Bank of England - Sub-prime write offs not as much as thought?
Bank of England - Sub-prime write offs not as much as thought?

The scale of losses and the economic fallout from the credit crunch may not be as bad as feared and sub-prime write-offs could end up costing less than half market forecasts, the Bank of England said today.

The credit crunch has frozen money markets and rattled consumers around the world, pushing the global economy to the edge of a sharp slowdown after banks lost confidence in each other due to defaults on sub-prime mortgages in the US.

If the fallout from the crisis turns out to be not as drastic as many fear, the implications for global interest rate - and fiscal - policy will be significant.
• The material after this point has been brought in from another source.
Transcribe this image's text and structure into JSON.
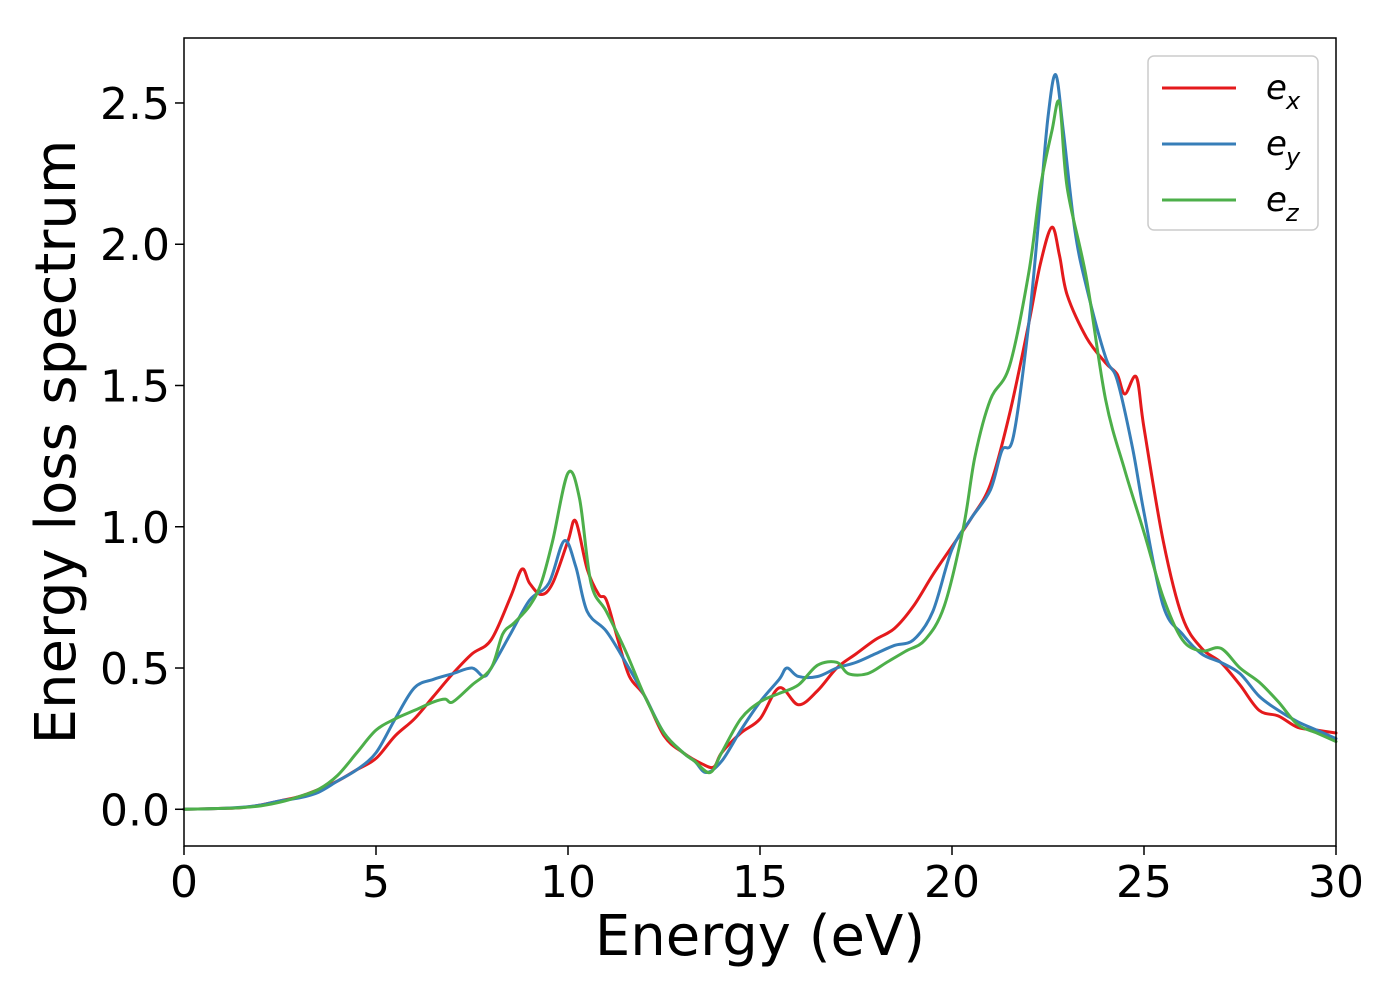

Current market estimates of sub-prime mortgages amount to nearly $400 billion and the IMF has said the wider cost to the financial sector could rise to $1 trillion.

'All of them are potentially significant overestimates of the losses within the wider economy associated with the financial market crisis,' the Bank of England said in its twice-yearly Financial Stability Report, estimating actual losses could be closer to $170 billion.

The Bank of England has been criticised for taking an unsympathetic line on the lending squeeze. The US Federal Reserve has drastically cut interest rates and, along with the European Central Bank, made cash much easier for banks to get hold of.

However, the bank did respond to pressure to ease the squeeze last week, announcing an unprecedented £50 billion sterling swap scheme under which banks can trade in their hard to shift assets for risk-free government debt, which is now going to plan.

BoE policymakers say they are wary of rescuing institutions from the consequences of their own risky behaviour and have to balance the very real threat of rising inflation against the harder to gauge prospect of a decelerating economy.

There is strong evidence to suggest the British economy is already suffering at the hands of the credit crunch, with house prices falling, home loan approvals at record lows and consumer confidence at 15 year lows.